What America Needs More Than ‘Unity’

What America Needs More Than ‘Unity’

On Tuesday, the eve of the presidential inauguration, then-President-elect Joe Biden stood on the perimeter of the Lincoln Memorial Reflecting Pool to honor the more than 400,000 Americans who have died from the coronavirus. In his brief remarks, he said, “To heal, we must remember; it’s hard sometimes to remember, but that’s how we heal. It’s important to do that as a nation.” Those words set the tone for the next day’s peaceful transfer of power, which had been endangered just two weeks prior by a violent coup attempt at the U.S. Capitol that left five people dead.



The threats to the future prosperity of the United States are multiple: the pandemic, near economic collapse, insurgent white-supremacist extremism and antidemocratic forces, and myriad systemic racial inequalities. But watching the inauguration, where President Biden and Vice President Kamala Harris recited an oath of service to the nation and fidelity to the Constitution, felt reparative. Rituals and traditions have an anchoring effect that counters moments of upheaval. Even as political theater, Wednesday’s spectacle was a temporary but necessary balm for the wounds acquired from a chaotic and destructive Trump presidency. In his address, Biden emphasized the resilience of democratic order: “To overcome these challenges, to restore the soul and secure the future of America, requires so much more than words,” he said. “It requires the most elusive of all things in a democracy: unity.”



Much has been made of the word unity in the past year. After the Capitol attack on January 6, many Republican legislators called for unity, responding to the righteous ire from their fellow lawmakers who demanded investigations, arrests, and impeachment. The unity theme was also a main pillar of the Biden-Harris campaign, messaging intended to implore the nation to fight for a new future. Unity, for some, is pure sentiment. A quick, uncomplicated cure-all that is achieved merely by being summoned. For others, however, unity calls for hard work and accountability, or it risks granting unearned forgiveness for harmful transgressions, papering over deep injustices.

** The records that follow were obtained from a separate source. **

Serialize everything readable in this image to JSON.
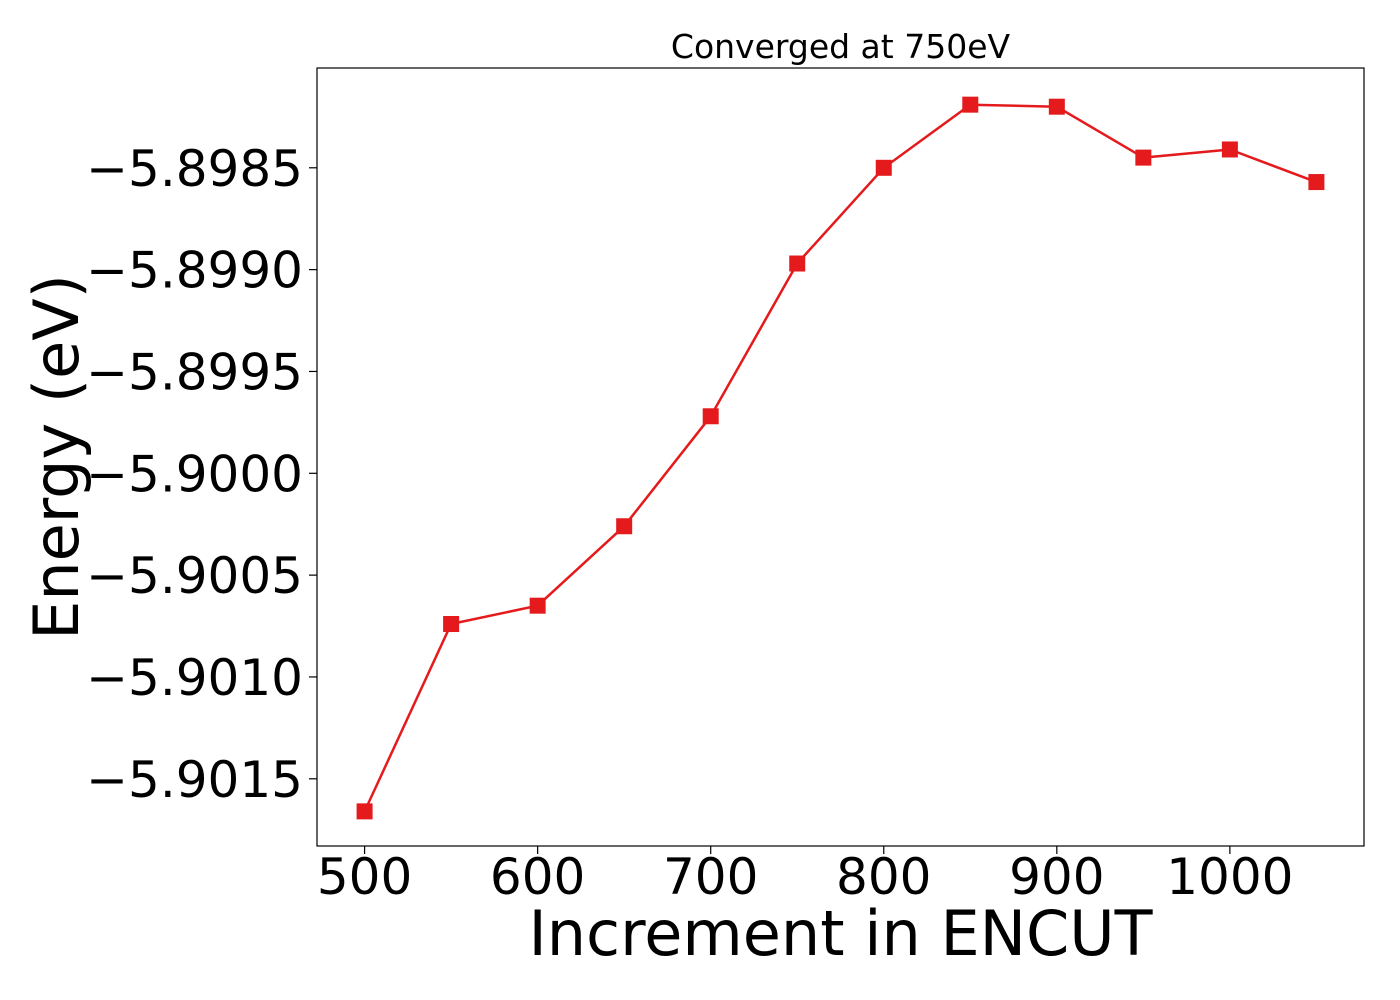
{
  "chart_data": {
    "type": "line",
    "title": "Converged at 750eV",
    "xlabel": "Increment in ENCUT",
    "ylabel": "Energy (eV)",
    "x_ticks": [
      500,
      600,
      700,
      800,
      900,
      1000
    ],
    "x_tick_labels": [
      "500",
      "600",
      "700",
      "800",
      "900",
      "1000"
    ],
    "y_ticks": [
      -5.9015,
      -5.901,
      -5.9005,
      -5.9,
      -5.8995,
      -5.899,
      -5.8985
    ],
    "y_tick_labels": [
      "−5.9015",
      "−5.9010",
      "−5.9005",
      "−5.9000",
      "−5.8995",
      "−5.8990",
      "−5.8985"
    ],
    "xlim": [
      472.5,
      1077.5
    ],
    "ylim": [
      -5.90183,
      -5.89801
    ],
    "grid": false,
    "series": [
      {
        "color": "#e41a1c",
        "marker": "square",
        "x": [
          500,
          550,
          600,
          650,
          700,
          750,
          800,
          850,
          900,
          950,
          1000,
          1050
        ],
        "y": [
          -5.90166,
          -5.90074,
          -5.90065,
          -5.90026,
          -5.89972,
          -5.89897,
          -5.8985,
          -5.89819,
          -5.8982,
          -5.89845,
          -5.89841,
          -5.89857
        ]
      }
    ]
  }
}
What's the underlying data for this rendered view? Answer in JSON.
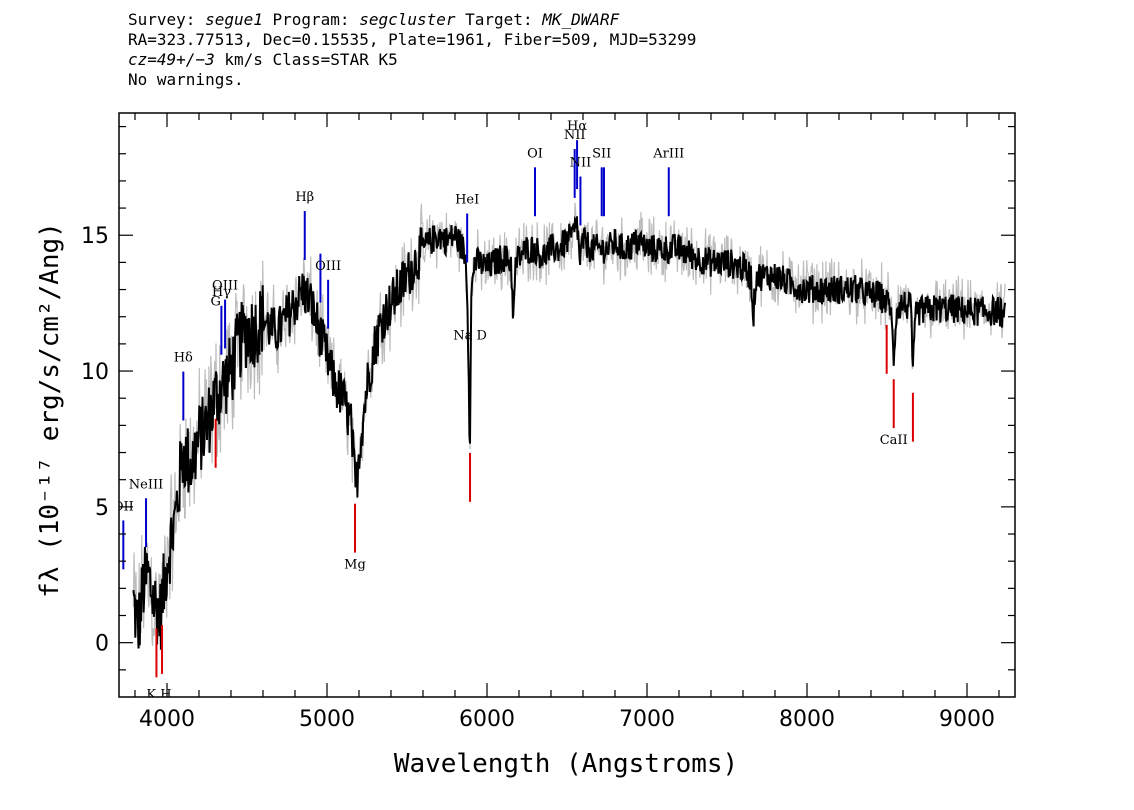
{
  "header": {
    "line1": {
      "a": "Survey: ",
      "survey": "segue1",
      "b": " Program: ",
      "program": "segcluster",
      "c": " Target: ",
      "target": "MK_DWARF"
    },
    "line2": "RA=323.77513, Dec=0.15535, Plate=1961, Fiber=509, MJD=53299",
    "line3": {
      "cz": "cz=49+/−3",
      "rest": " km/s Class=STAR K5"
    },
    "line4": "No warnings."
  },
  "colors": {
    "flux": "#000000",
    "error_band": "#bdbdbd",
    "emission": "#0000cc",
    "absorption": "#dd0000"
  },
  "chart_data": {
    "type": "line",
    "title": "",
    "xlabel": "Wavelength (Angstroms)",
    "ylabel": "fλ (10⁻¹⁷ erg/s/cm²/Ang)",
    "xlim": [
      3700,
      9300
    ],
    "ylim": [
      -2,
      19.5
    ],
    "x_ticks": [
      4000,
      5000,
      6000,
      7000,
      8000,
      9000
    ],
    "y_ticks": [
      0,
      5,
      10,
      15
    ],
    "grid": false,
    "series": [
      {
        "x": [
          3790,
          3820,
          3850,
          3880,
          3920,
          3960,
          4000,
          4050,
          4100,
          4150,
          4200,
          4250,
          4300,
          4350,
          4400,
          4450,
          4500,
          4550,
          4600,
          4650,
          4700,
          4750,
          4800,
          4850,
          4900,
          4950,
          5000,
          5050,
          5100,
          5150,
          5180,
          5200,
          5250,
          5300,
          5350,
          5400,
          5450,
          5500,
          5550,
          5600,
          5650,
          5700,
          5750,
          5800,
          5850,
          5870,
          5880,
          5893,
          5900,
          5920,
          5950,
          6000,
          6050,
          6100,
          6150,
          6165,
          6180,
          6200,
          6250,
          6300,
          6350,
          6400,
          6450,
          6500,
          6540,
          6563,
          6580,
          6600,
          6650,
          6700,
          6750,
          6800,
          6850,
          6900,
          6950,
          7000,
          7100,
          7200,
          7300,
          7400,
          7500,
          7600,
          7650,
          7665,
          7680,
          7700,
          7800,
          7900,
          8000,
          8100,
          8200,
          8300,
          8400,
          8450,
          8498,
          8520,
          8542,
          8560,
          8600,
          8650,
          8662,
          8680,
          8700,
          8800,
          8900,
          9000,
          9100,
          9200,
          9240
        ],
        "y": [
          1.5,
          0.5,
          2.0,
          2.5,
          1.5,
          1.0,
          3.0,
          4.5,
          7.0,
          6.5,
          7.5,
          8.0,
          9.0,
          9.5,
          10.0,
          11.0,
          11.5,
          11.5,
          12.0,
          11.5,
          11.5,
          12.0,
          12.5,
          13.0,
          12.5,
          11.5,
          10.5,
          9.5,
          9.0,
          8.0,
          5.5,
          7.0,
          9.5,
          11.0,
          12.0,
          12.5,
          13.0,
          13.5,
          14.0,
          14.5,
          14.8,
          15.0,
          14.8,
          15.0,
          14.5,
          14.0,
          12.0,
          7.0,
          12.5,
          14.0,
          14.0,
          13.8,
          14.0,
          14.2,
          14.0,
          12.0,
          14.0,
          14.2,
          14.5,
          14.5,
          14.2,
          14.5,
          14.5,
          14.8,
          15.0,
          15.5,
          14.0,
          14.8,
          14.5,
          14.5,
          14.5,
          14.7,
          14.5,
          14.6,
          14.8,
          14.5,
          14.5,
          14.5,
          14.2,
          14.0,
          14.0,
          13.8,
          13.5,
          12.0,
          13.5,
          13.5,
          13.5,
          13.2,
          13.0,
          13.0,
          13.0,
          13.0,
          12.8,
          12.8,
          12.5,
          12.5,
          10.5,
          12.3,
          12.5,
          12.3,
          10.0,
          12.0,
          12.2,
          12.3,
          12.3,
          12.2,
          12.2,
          12.2,
          12.0
        ]
      }
    ],
    "lines": [
      {
        "name": "OII",
        "wave": 3727,
        "kind": "emission"
      },
      {
        "name": "NeIII",
        "wave": 3869,
        "kind": "emission"
      },
      {
        "name": "Hδ",
        "wave": 4102,
        "kind": "emission"
      },
      {
        "name": "Hγ",
        "wave": 4340,
        "kind": "emission"
      },
      {
        "name": "OIII",
        "wave": 4363,
        "kind": "emission"
      },
      {
        "name": "Hβ",
        "wave": 4861,
        "kind": "emission"
      },
      {
        "name": "OIII",
        "wave": 4959,
        "kind": "emission"
      },
      {
        "name": "OIII",
        "wave": 5007,
        "kind": "emission"
      },
      {
        "name": "HeI",
        "wave": 5876,
        "kind": "emission"
      },
      {
        "name": "OI",
        "wave": 6300,
        "kind": "emission"
      },
      {
        "name": "NII",
        "wave": 6548,
        "kind": "emission"
      },
      {
        "name": "Hα",
        "wave": 6563,
        "kind": "emission"
      },
      {
        "name": "NII",
        "wave": 6584,
        "kind": "emission"
      },
      {
        "name": "SII",
        "wave": 6717,
        "kind": "emission"
      },
      {
        "name": "SII",
        "wave": 6731,
        "kind": "emission"
      },
      {
        "name": "ArIII",
        "wave": 7136,
        "kind": "emission"
      },
      {
        "name": "K",
        "wave": 3934,
        "kind": "absorption"
      },
      {
        "name": "H",
        "wave": 3969,
        "kind": "absorption"
      },
      {
        "name": "G",
        "wave": 4304,
        "kind": "absorption"
      },
      {
        "name": "Mg",
        "wave": 5175,
        "kind": "absorption"
      },
      {
        "name": "Na D",
        "wave": 5894,
        "kind": "absorption"
      },
      {
        "name": "CaII",
        "wave": 8498,
        "kind": "absorption"
      },
      {
        "name": "CaII",
        "wave": 8542,
        "kind": "absorption"
      },
      {
        "name": "CaII",
        "wave": 8662,
        "kind": "absorption"
      }
    ],
    "line_labels": [
      {
        "text": "OII",
        "wave": 3727
      },
      {
        "text": "NeIII",
        "wave": 3869
      },
      {
        "text": "Hδ",
        "wave": 4102
      },
      {
        "text": "Hγ",
        "wave": 4340
      },
      {
        "text": "OIII",
        "wave": 4363
      },
      {
        "text": "Hβ",
        "wave": 4861
      },
      {
        "text": "OIII",
        "wave": 5007
      },
      {
        "text": "HeI",
        "wave": 5876
      },
      {
        "text": "OI",
        "wave": 6300
      },
      {
        "text": "NII",
        "wave": 6548
      },
      {
        "text": "Hα",
        "wave": 6563
      },
      {
        "text": "NII",
        "wave": 6584
      },
      {
        "text": "SII",
        "wave": 6717
      },
      {
        "text": "ArIII",
        "wave": 7136
      },
      {
        "text": "K H",
        "wave": 3950
      },
      {
        "text": "G",
        "wave": 4304
      },
      {
        "text": "Mg",
        "wave": 5175
      },
      {
        "text": "Na D",
        "wave": 5894
      },
      {
        "text": "CaII",
        "wave": 8542
      }
    ]
  }
}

To his credit, Biden acknowledged the daunting challenge of achieving unity in a nation that hasn’t been this divided since the Civil War: “I know speaking of unity can sound to some like a foolish fantasy these days,” he said on the Capitol steps. “I know that the forces that divide us are deep, and they are real. But I also know they are not new. Our history has been a constant struggle between the American ideal that we all are created equal and the harsh, ugly reality that racism, nativism, fear, demonization have long torn us apart. The battle is perennial, and victory is never assured.” The inauguration backdrop of an abnormally empty Washington, D.C., fortified by 25,000 National Guard troops, dramatized that battle, showing the enormous distance between the unity ideal and the country’s stark reality.



Biden called white supremacy by its name and rejected euphemistic language that obscures meaning. Although these were welcome acknowledgments, questing for unity without executable ways to hold bad actors accountable will render the pursuit useless. Disunion was a cornerstone of the previous administration: family separation at the border; the banning of immigrants from Muslim-majority nations; the telegraphing of support for white supremacists; and the political weaponization of the coronavirus pandemic, to name a few examples. To achieve unity moving forward requires swift and decisive steps from lawmakers to correct these wrongs and stamp out their effects through clear policy initiatives.



[Read: Joe Biden’s looming war on white supremacy]



When Frederick Douglass addressed the American Anti-Slavery Society in December 1863, he named concrete terms for what unity would necessitate—“making every slave free, and every free man a voter.” Douglass imagined an America that integrated 4 million African Americans into the body politic, and emphasized that solidarity would mean nothing unless backed by action. These principles were embodied in the Thirteenth, Fourteenth, and Fifteenth Amendments introduced after the Civil War, but still needed forceful implementation and support from the federal government. President Andrew Johnson’s lax approach to the enforcement of these reunification provisos led to the re-entrenchment of slavocracy’s tenets and the continued disenfranchisement of Black Americans. It is a prime example of what happens when calls for unity are unaccompanied by action: a return to the status quo.




Biden’s inaugural address acknowledged “the work ahead of us” and attempted to map a path forward, one that provides space for civil disagreement rather than “total war.” But the president’s unique challenge is that his vision for unity puts him at odds with his impulse for compromise with Republicans who have consistently evaded accountability and consequences for their actions. For now, the image of Wednesday’s multiracial, bipartisan dais at least demonstrated for Americans this administration’s commitment to the democratic experiment. Whether that performance of unity amounts to more than just that depends on Biden’s ability to move past sentiment and into hard work.